Donald Trump's claim that Prime Minister Narendra Modi had asked him to mediate in the Kashmir issue was not only strongly denied by New Delhi but has also been exposed by sources in the White House who say that there is no record of the said conversation in the matter.
On Monday, US President Trump had made the claim that PM Modi had asked him to mediate when the two leaders had met 'two weeks ago.' Trump was speaking to members of the press after his meeting with and in the presence of Pakistan PM Imran Khan. While he said that the US is committed to lasting peace in South Asia, he also said that he would love to mediate in the Kashmir issue. ""I was with Prime Minister Modi two weeks ago and we talked about this subject and he actually said 'Would you like to be a mediator or arbitrator', I said 'Where', He said 'Kashmir'. Because this has been going on for many, many years... I think they would like to see it resolved and you (Imran Khan) would like to see it resolved. If I can help, I would love to be a mediator," he claimed.

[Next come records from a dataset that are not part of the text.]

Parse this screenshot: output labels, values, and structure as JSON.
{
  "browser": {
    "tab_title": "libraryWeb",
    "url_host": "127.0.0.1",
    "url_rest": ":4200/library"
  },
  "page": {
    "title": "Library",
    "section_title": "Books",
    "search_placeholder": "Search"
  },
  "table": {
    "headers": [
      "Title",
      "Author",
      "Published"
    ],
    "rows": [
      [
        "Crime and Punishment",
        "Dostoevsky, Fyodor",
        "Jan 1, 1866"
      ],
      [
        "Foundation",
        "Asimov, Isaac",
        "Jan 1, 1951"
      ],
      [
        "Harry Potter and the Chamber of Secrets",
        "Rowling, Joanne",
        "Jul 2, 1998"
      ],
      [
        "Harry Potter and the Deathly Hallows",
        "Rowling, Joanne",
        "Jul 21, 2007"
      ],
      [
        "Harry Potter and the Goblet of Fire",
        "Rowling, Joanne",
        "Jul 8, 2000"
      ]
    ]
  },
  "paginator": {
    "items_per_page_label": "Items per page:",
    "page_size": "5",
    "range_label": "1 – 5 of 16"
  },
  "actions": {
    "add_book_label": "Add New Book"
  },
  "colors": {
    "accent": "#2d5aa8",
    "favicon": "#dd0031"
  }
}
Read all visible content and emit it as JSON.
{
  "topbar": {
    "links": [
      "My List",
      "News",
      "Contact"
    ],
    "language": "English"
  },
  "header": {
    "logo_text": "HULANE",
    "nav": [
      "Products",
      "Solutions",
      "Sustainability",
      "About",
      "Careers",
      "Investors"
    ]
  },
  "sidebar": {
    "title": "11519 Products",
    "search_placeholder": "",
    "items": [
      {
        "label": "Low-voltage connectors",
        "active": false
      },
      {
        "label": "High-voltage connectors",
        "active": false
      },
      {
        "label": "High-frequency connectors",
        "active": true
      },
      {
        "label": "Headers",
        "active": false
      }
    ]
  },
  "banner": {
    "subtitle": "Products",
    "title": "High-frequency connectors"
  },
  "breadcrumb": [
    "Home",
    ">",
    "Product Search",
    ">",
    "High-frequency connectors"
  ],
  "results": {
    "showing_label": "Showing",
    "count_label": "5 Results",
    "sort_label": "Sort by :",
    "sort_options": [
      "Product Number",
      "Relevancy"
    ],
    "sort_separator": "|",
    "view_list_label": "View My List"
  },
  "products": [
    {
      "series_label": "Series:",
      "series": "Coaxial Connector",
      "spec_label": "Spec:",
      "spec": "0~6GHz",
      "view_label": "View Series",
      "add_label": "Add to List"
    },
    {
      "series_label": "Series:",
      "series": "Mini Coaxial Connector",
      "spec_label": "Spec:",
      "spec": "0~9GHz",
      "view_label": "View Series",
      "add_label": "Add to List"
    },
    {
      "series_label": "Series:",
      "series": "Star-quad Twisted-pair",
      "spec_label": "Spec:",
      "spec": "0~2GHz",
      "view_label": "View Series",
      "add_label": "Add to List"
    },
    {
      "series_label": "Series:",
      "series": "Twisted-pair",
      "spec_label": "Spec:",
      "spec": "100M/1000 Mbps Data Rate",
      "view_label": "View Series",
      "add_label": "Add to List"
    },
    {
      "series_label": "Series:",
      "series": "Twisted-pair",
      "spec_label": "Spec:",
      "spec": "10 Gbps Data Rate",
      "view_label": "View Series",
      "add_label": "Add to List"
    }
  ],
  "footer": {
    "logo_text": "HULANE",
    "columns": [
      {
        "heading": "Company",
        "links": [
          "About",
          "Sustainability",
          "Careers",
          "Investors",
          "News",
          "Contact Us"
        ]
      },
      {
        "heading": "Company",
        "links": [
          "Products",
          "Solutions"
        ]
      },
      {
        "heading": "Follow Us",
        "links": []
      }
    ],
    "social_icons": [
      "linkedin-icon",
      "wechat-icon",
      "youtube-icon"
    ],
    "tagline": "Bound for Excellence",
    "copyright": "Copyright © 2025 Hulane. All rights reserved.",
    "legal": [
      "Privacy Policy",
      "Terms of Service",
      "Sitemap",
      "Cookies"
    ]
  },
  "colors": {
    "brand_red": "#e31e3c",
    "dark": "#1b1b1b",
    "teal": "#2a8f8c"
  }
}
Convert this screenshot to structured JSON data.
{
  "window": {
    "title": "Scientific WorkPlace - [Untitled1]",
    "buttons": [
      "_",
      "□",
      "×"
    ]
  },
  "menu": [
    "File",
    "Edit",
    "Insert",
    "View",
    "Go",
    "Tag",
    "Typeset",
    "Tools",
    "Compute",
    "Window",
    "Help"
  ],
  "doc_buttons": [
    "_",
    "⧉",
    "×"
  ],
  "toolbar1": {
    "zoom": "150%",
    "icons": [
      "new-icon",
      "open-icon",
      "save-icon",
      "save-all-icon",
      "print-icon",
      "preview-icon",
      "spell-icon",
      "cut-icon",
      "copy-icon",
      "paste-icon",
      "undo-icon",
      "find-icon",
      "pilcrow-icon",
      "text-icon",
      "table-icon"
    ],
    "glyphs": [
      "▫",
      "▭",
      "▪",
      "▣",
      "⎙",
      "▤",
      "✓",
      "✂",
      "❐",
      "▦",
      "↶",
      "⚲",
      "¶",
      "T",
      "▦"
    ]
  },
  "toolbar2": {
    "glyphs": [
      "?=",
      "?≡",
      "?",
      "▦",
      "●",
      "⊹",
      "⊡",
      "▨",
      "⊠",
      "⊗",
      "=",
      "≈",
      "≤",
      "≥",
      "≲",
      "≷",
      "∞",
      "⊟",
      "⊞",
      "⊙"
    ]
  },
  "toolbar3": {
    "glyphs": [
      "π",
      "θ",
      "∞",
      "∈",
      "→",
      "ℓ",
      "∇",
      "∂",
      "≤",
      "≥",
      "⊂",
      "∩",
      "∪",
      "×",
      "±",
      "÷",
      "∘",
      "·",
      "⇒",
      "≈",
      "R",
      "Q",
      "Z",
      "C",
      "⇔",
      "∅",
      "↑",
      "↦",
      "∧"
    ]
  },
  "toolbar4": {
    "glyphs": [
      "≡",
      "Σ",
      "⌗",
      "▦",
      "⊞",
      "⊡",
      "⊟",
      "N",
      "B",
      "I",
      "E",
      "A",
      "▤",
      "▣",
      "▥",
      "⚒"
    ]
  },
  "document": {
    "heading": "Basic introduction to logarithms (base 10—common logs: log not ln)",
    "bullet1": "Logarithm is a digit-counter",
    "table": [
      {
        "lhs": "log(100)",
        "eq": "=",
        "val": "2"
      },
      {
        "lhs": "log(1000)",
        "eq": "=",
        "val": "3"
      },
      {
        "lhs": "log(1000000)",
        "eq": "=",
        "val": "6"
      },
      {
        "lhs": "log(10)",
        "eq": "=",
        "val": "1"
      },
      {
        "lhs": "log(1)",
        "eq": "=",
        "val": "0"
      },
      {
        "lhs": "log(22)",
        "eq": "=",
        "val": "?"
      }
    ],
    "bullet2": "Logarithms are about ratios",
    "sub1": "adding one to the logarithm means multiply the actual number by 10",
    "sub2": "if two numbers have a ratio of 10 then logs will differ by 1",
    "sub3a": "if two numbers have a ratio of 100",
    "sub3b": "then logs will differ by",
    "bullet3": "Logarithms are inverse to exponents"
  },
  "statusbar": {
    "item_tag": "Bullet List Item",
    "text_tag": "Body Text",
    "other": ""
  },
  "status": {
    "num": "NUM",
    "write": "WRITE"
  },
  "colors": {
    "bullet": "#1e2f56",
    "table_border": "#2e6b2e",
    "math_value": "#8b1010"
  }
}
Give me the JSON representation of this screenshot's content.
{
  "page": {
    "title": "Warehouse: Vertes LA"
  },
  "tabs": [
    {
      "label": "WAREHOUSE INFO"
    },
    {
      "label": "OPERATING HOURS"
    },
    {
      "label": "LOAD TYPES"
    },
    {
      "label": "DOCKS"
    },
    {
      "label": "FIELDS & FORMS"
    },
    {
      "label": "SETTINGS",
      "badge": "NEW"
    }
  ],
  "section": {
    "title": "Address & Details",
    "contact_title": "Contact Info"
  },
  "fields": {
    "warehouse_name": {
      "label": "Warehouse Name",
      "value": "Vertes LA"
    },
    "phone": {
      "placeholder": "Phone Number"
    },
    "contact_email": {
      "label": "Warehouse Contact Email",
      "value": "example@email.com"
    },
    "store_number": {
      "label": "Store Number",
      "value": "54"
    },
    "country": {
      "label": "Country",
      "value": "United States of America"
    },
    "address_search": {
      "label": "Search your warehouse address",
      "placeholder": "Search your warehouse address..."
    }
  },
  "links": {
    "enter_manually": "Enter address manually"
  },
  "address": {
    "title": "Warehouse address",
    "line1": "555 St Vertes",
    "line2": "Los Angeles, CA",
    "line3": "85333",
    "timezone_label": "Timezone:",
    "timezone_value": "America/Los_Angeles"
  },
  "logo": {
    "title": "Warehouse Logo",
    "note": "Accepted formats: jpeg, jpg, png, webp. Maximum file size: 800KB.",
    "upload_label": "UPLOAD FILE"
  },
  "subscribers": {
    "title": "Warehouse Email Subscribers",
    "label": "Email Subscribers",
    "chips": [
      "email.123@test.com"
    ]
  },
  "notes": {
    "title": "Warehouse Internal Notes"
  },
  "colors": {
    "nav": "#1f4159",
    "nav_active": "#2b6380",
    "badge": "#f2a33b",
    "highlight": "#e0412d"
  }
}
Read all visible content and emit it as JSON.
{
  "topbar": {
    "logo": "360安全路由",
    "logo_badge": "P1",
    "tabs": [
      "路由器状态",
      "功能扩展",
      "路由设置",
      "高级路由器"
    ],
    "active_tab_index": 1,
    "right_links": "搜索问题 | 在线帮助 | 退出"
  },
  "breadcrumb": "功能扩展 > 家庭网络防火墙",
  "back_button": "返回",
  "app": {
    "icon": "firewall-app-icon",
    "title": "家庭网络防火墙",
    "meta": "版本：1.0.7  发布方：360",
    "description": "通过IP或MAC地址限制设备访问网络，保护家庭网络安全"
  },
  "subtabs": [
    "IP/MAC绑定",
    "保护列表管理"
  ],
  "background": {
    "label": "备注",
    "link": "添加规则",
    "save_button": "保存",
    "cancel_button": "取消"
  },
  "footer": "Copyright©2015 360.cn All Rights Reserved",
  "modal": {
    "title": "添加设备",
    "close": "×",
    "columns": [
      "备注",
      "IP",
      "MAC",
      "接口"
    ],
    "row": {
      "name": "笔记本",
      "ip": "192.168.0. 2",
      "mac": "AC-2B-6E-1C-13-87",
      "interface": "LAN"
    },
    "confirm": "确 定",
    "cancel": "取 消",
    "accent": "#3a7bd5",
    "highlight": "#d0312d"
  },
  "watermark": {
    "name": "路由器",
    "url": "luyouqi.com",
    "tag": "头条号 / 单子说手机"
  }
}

The rebuttal came swiftly from India's foreign ministry which underlined that no such conversation had ever taken place between Modi and Trump, and that India remains steadfast in its belief that Kashmir is a bilateral issue with no need of interference from any other country.
Sources in the White House revealed a day later that there were no official records to prove that Trump was speaking the truth and that he and Modi did discuss the possibility of US mediation in the matter. This would serve as yet another embarrassment for the US with several Congressmen already blasting Trump for his most-recent diplomatic gaffe. "I just apologized to Indian Ambassador Harsh Shringla for Trump's amateurish and embarrassing mistake," Congressman Brad Sherman tweeted. "Everyone who knows anything about foreign policy in South Asia knows that #India consistently opposes third-party mediation re Kashmir. Everyone knows PM Modi would never suggest such a thing (sic)."
Interestingly, the official statement released by the White House just moments after Trump's controversial claim made no mention of Kashmir at all. Several other US lawmakers, however, tweeted that Kashmir is a bilateral issue and there has never been any change on this from New Delhi's side.